Too often we peg the cost of security to the cost of the IT infrastructure.  “We spend 8% of the IT budget on security.” Or 20%.  Or 2%.  Doesn’t matter.  But that’s the wrong way of looking at security.  We should rather ask the questions, “what would happen to the company if the data contained on this computer were no longer available. If it were no longer reliable.  If it were no longer private.”

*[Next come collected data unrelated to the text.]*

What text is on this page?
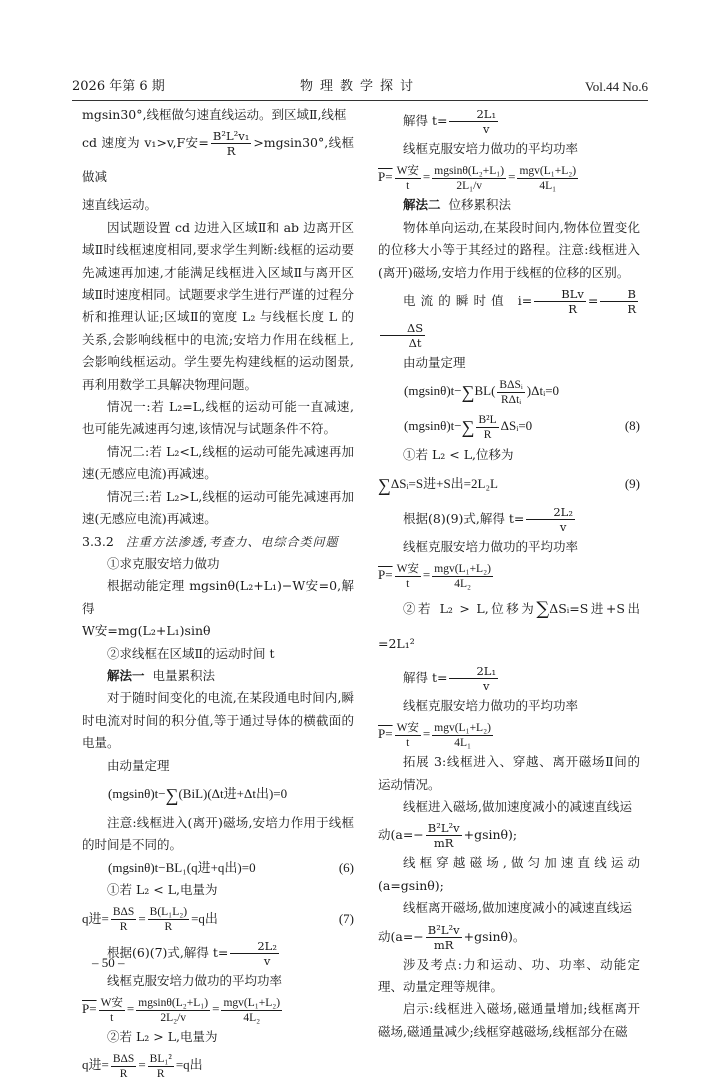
2026 年第 6 期	物理教学探讨	Vol.44 No.6

mgsin30°,线框做匀速直线运动。到区域Ⅱ,线框

cd 速度为 v₁>v,F安= $\frac{\text{B²L²v₁}}{R} >mgsin30^\circ$,线框做减

速直线运动。

因试题设置 cd 边进入区域Ⅱ和 ab 边离开区域Ⅱ时线框速度相同,要求学生判断:线框的运动要先减速再加速,才能满足线框进入区域Ⅱ与离开区域Ⅱ时速度相同。试题要求学生进行严谨的过程分析和推理认证;区域Ⅱ的宽度 L₂ 与线框长度 L 的关系,会影响线框中的电流;安培力作用在线框上,会影响线框运动。学生要先构建线框的运动图景,再利用数学工具解决物理问题。

情况一:若 L₂=L,线框的运动可能一直减速,也可能先减速再匀速,该情况与试题条件不符。

情况二:若 L₂<L,线框的运动可能先减速再加速(无感应电流)再减速。

情况三:若 L₂>L,线框的运动可能先减速再加速(无感应电流)再减速。

3.3.2 注重方法渗透,考查力、电综合类问题

①求克服安培力做功

根据动能定理 mgsinθ(L₂+L₁)−W安=0,解得

W安=mg(L₂+L₁)sinθ

②求线框在区域Ⅱ的运动时间 t

解法一 电量累积法

对于随时间变化的电流,在某段通电时间内,瞬时电流对时间的积分值,等于通过导体的横截面的电量。

由动量定理

(mgsinθ)t−∑(BiL)(Δt进+Δt出)=0

注意:线框进入(离开)磁场,安培力作用于线框的时间是不同的。

(mgsinθ)t−BL₁(q进+q出)=0	(6)

①若 L₂ < L,电量为

q进= $\frac{\text{BΔS}}{R} = \frac{\text{B(L₁L₂)}}{R} =q$出	(7)

根据(6)(7)式,解得 $t= \frac{\text{2L₂}}{v}$

线框克服安培力做功的平均功率

$P= \frac{\text{W安}}{t} = \frac{\text{mgsinθ(L₂+L₁)}}{\text{2L₂/v}} = \frac{\text{mgv(L₁+L₂)}}{\text{4L₂}}$

②若 L₂ > L,电量为

q进= $\frac{\text{BΔS}}{R} = \frac{\text{BL₁²}}{R} =q$出

解得 $t= \frac{\text{2L₁}}{v}$

线框克服安培力做功的平均功率

$P= \frac{\text{W安}}{t} = \frac{\text{mgsinθ(L₂+L₁)}}{\text{2L₁/v}} = \frac{\text{mgv(L₁+L₂)}}{\text{4L₁}}$

解法二 位移累积法

物体单向运动,在某段时间内,物体位置变化的位移大小等于其经过的路程。注意:线框进入(离开)磁场,安培力作用于线框的位移的区别。

电流的瞬时值 $i= \frac{\text{BLv}}{R} = \frac{B}{R}$
$\frac{\Delta S}{\Delta t}$

由动量定理

$(mgsin\theta)t-\sum BL( \frac{\text{BΔSᵢ}}{\text{RΔtᵢ}}$ )Δtᵢ=0

$(mgsin\theta)t-\sum \frac{\text{B²L}}{R}$ ΔSᵢ=0	(8)

①若 L₂ < L,位移为

∑ΔSᵢ=S进+S出=2L₂L	(9)

根据(8)(9)式,解得 $t= \frac{\text{2L₂}}{v}$

线框克服安培力做功的平均功率

$P= \frac{\text{W安}}{t} = \frac{\text{mgv(L₁+L₂)}}{\text{4L₂}}$

②若 L₂ > L,位移为∑ΔSᵢ=S进+S出=2L₁²

解得 $t= \frac{\text{2L₁}}{v}$

线框克服安培力做功的平均功率

$P= \frac{\text{W安}}{t} = \frac{\text{mgv(L₁+L₂)}}{\text{4L₁}}$

拓展 3:线框进入、穿越、离开磁场Ⅱ间的运动情况。

线框进入磁场,做加速度减小的减速直线运

动$(a=- \frac{\text{B²L²v}}{mR} +gsin\theta)$;

线框穿越磁场,做匀加速直线运动(a=gsinθ);

线框离开磁场,做加速度减小的减速直线运

动$(a=- \frac{\text{B²L²v}}{mR} +gsin\theta)$。

涉及考点:力和运动、功、功率、动能定理、动量定理等规律。

启示:线框进入磁场,磁通量增加;线框离开磁场,磁通量减少;线框穿越磁场,线框部分在磁

– 50 –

What would be the impact on the business if that happened?  What would happen to our reputation?  What would the cost (direct and indirect) be if that happened?  Not all computers are the same in that regard.  Not all systems are.  Not all threats are.  Peg spending to the business impact, not the IT budget.

Find the necessary spend.

Some IT security spending is non-discretionary.   You may have a regulatory requirement to do something, a contractual requirement, or some other legal obligation.  This is particularly true where you have data belonging to a third party, or where you have collected data from a third party.

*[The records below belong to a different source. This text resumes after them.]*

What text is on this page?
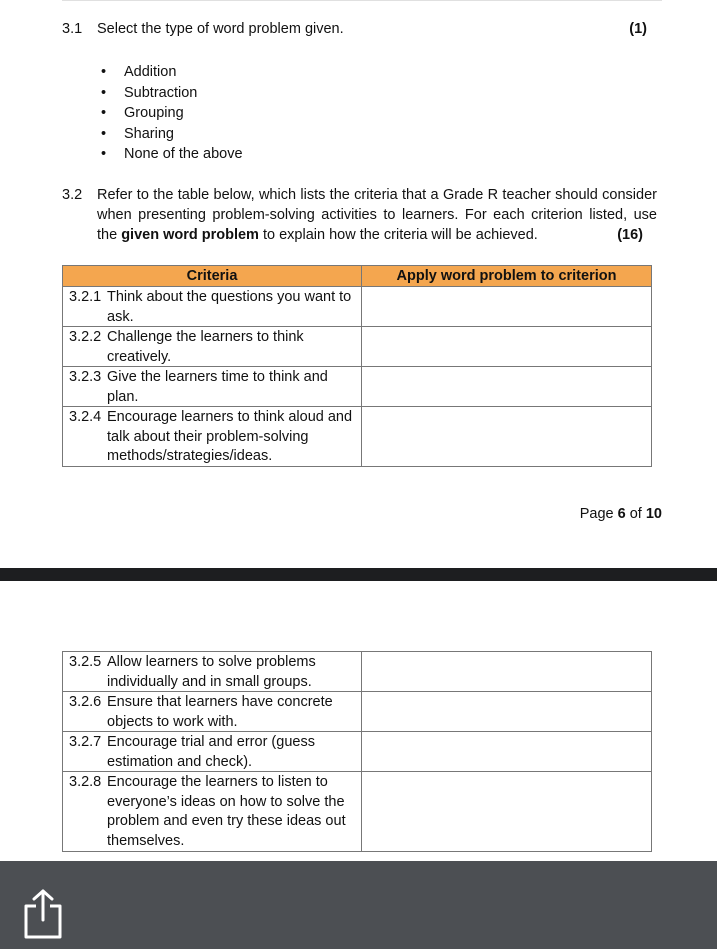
3.1 Select the type of word problem given.	(1)
• Addition
• Subtraction
• Grouping
• Sharing
• None of the above
3.2 Refer to the table below, which lists the criteria that a Grade R teacher should consider
when presenting problem-solving activities to learners. For each criterion listed, use
the given word problem to explain how the criteria will be achieved.	(16)
Criteria	Apply word problem to criterion

3.2.1 Think about the questions you want to ask.	

3.2.2 Challenge the learners to think creatively.	

3.2.3 Give the learners time to think and plan.	

3.2.4 Encourage learners to think aloud and talk about their problem-solving methods/strategies/ideas.	

Page 6 of 10
3.2.5 Allow learners to solve problems individually and in small groups.	

3.2.6 Ensure that learners have concrete objects to work with.	

3.2.7 Encourage trial and error (guess estimation and check).	

3.2.8 Encourage the learners to listen to everyone’s ideas on how to solve the problem and even try these ideas out themselves.	
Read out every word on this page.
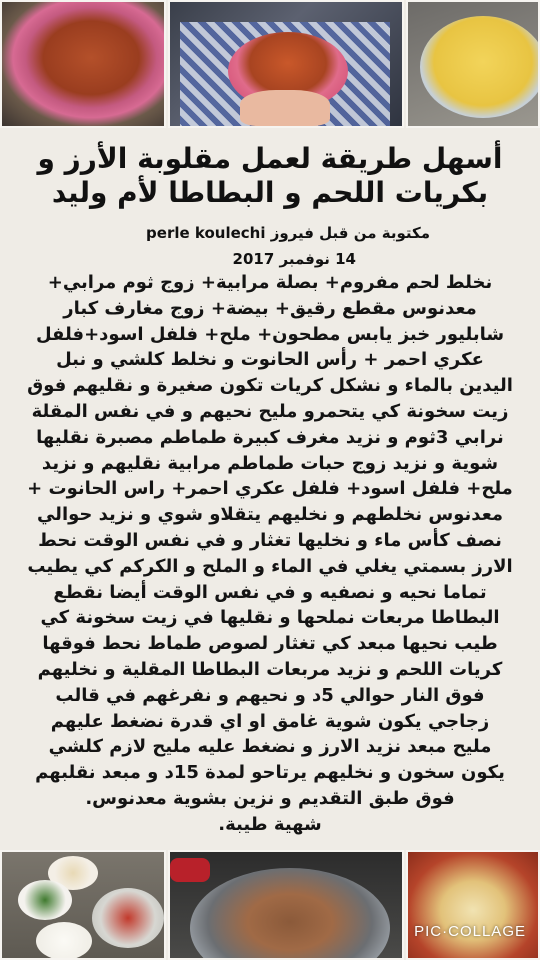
أسهل طريقة لعمل مقلوبة الأرز و
بكريات اللحم و البطاطا لأم وليد
مكتوبة من قبل فيروز perle koulechi
14 نوفمبر 2017
نخلط لحم مفروم+ بصلة مرابية+ زوج ثوم مرابي+
معدنوس مقطع رقيق+ بيضة+ زوج مغارف كبار
شابليور خبز يابس مطحون+ ملح+ فلفل اسود+فلفل
عكري احمر + رأس الحانوت و نخلط كلشي و نبل
اليدين بالماء و نشكل كريات تكون صغيرة و نقليهم فوق
زيت سخونة كي يتحمرو مليح نحيهم و في نفس المقلة
نرابي 3ثوم و نزيد مغرف كبيرة طماطم مصبرة نقليها
شوية و نزيد زوج حبات طماطم مرابية نقليهم و نزيد
ملح+ فلفل اسود+ فلفل عكري احمر+ راس الحانوت +
معدنوس نخلطهم و نخليهم يتقلاو شوي و نزيد حوالي
نصف كأس ماء و نخليها تغثار و في نفس الوقت نحط
الارز بسمتي يغلي في الماء و الملح و الكركم كي يطيب
تماما نحيه و نصفيه و في نفس الوقت أيضا نقطع
البطاطا مربعات نملحها و نقليها في زيت سخونة كي
طيب نحيها مبعد كي تغثار لصوص طماط نحط فوقها
كريات اللحم و نزيد مربعات البطاطا المقلية و نخليهم
فوق النار حوالي 5د و نحيهم و نفرغهم في قالب
زجاجي يكون شوية غامق او اي قدرة نضغط عليهم
مليح مبعد نزيد الارز و نضغط عليه مليح لازم كلشي
يكون سخون و نخليهم يرتاحو لمدة 15د و مبعد نقلبهم
فوق طبق التقديم و نزين بشوية معدنوس.
شهية طيبة.
PIC·COLLAGE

Or where you have a contractual relationship obligating you to keep something confidential.   In this case, enlist the support of the General Counsel in your budget process.  If you MUST do something, well, you MUST do it.  Plain and Simple.

CEO’s Time is Short

Everyone thinks that their priorities are important.  And IT security is seen as a zero sum.  “If I give IT Security xx dollars, I won’t have money for marketing, or product development, or sales, or real estate, or other IT projects, or whatever.”  It’s not.  Embed the security costs INTO these costs.  You want to market though a website or social media?  Great.  The cost of doing so securely and without opening customers up to spam and DDoS is x and such.  It’s not the IT Security budget, it’s the marketing budget.  This is not a gimmick.  It happens to be true.

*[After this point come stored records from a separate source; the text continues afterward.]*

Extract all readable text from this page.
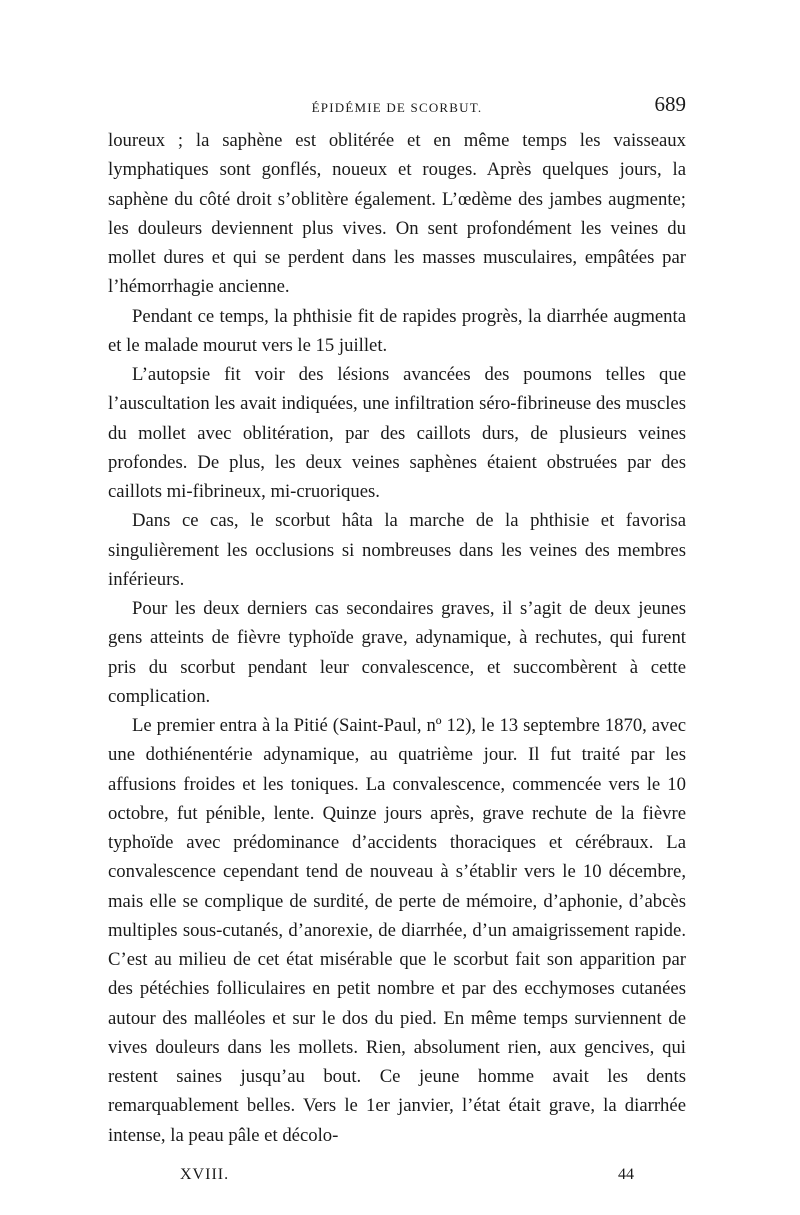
ÉPIDÉMIE DE SCORBUT.	689

loureux ; la saphène est oblitérée et en même temps les vaisseaux lymphatiques sont gonflés, noueux et rouges. Après quelques jours, la saphène du côté droit s’oblitère également. L’œdème des jambes augmente; les douleurs deviennent plus vives. On sent profondément les veines du mollet dures et qui se perdent dans les masses musculaires, empâtées par l’hémorrhagie ancienne.

Pendant ce temps, la phthisie fit de rapides progrès, la diarrhée augmenta et le malade mourut vers le 15 juillet.

L’autopsie fit voir des lésions avancées des poumons telles que l’auscultation les avait indiquées, une infiltration séro-fibrineuse des muscles du mollet avec oblitération, par des caillots durs, de plusieurs veines profondes. De plus, les deux veines saphènes étaient obstruées par des caillots mi-fibrineux, mi-cruoriques.

Dans ce cas, le scorbut hâta la marche de la phthisie et favorisa singulièrement les occlusions si nombreuses dans les veines des membres inférieurs.

Pour les deux derniers cas secondaires graves, il s’agit de deux jeunes gens atteints de fièvre typhoïde grave, adynamique, à rechutes, qui furent pris du scorbut pendant leur convalescence, et succombèrent à cette complication.

Le premier entra à la Pitié (Saint-Paul, nº 12), le 13 septembre 1870, avec une dothiénentérie adynamique, au quatrième jour. Il fut traité par les affusions froides et les toniques. La convalescence, commencée vers le 10 octobre, fut pénible, lente. Quinze jours après, grave rechute de la fièvre typhoïde avec prédominance d’accidents thoraciques et cérébraux. La convalescence cependant tend de nouveau à s’établir vers le 10 décembre, mais elle se complique de surdité, de perte de mémoire, d’aphonie, d’abcès multiples sous-cutanés, d’anorexie, de diarrhée, d’un amaigrissement rapide. C’est au milieu de cet état misérable que le scorbut fait son apparition par des pétéchies folliculaires en petit nombre et par des ecchymoses cutanées autour des malléoles et sur le dos du pied. En même temps surviennent de vives douleurs dans les mollets. Rien, absolument rien, aux gencives, qui restent saines jusqu’au bout. Ce jeune homme avait les dents remarquablement belles. Vers le 1er janvier, l’état était grave, la diarrhée intense, la peau pâle et décolo-

XVIII.	44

Pay me Now or Pay Me Later

The cost of responding to an incident is anywhere from 10 to 100 times that of preventing it.  (See, I cam make up statistics as well as you can make up a budget!)  But certain costs can’t be recouped.  Like brand and reputation.  That’s worth protecting, right?  So develop a cost of NOT doing what you are asking for.  Let the CEO decide HOW she wants to pay you.


Tell the CEO what OTHERS are doing, and why.  And the impact of what they are doing.  Nobody wants to be left behind.


Even if you look at security as risk reduction, don’t look at it as something you are doing alone.  Find out who handles the insurance policies within your organization, and see what you are doing with respect to general liability and cyber risk insurance.  If you are doing something to reduce YOUR risks, you are doing something to reduce your carrier’s risk as well.  They should be able to quantify the benefit to them (rate reduction, perhaps) and justify at least part of your budget.


Yea, FUD works.  Sometimes.  CEO’s watch the news.  They know about Home Depot, Target and SONY.  Explain to them why your company’s name ISN’T on that list.  At least not yet.  But not too much FUD.  And not too often.  CEO’s aren’t stupid.

So these are just a few tips.  If all else fails, try a temper tantrum.  Who knows, it works for a three year old.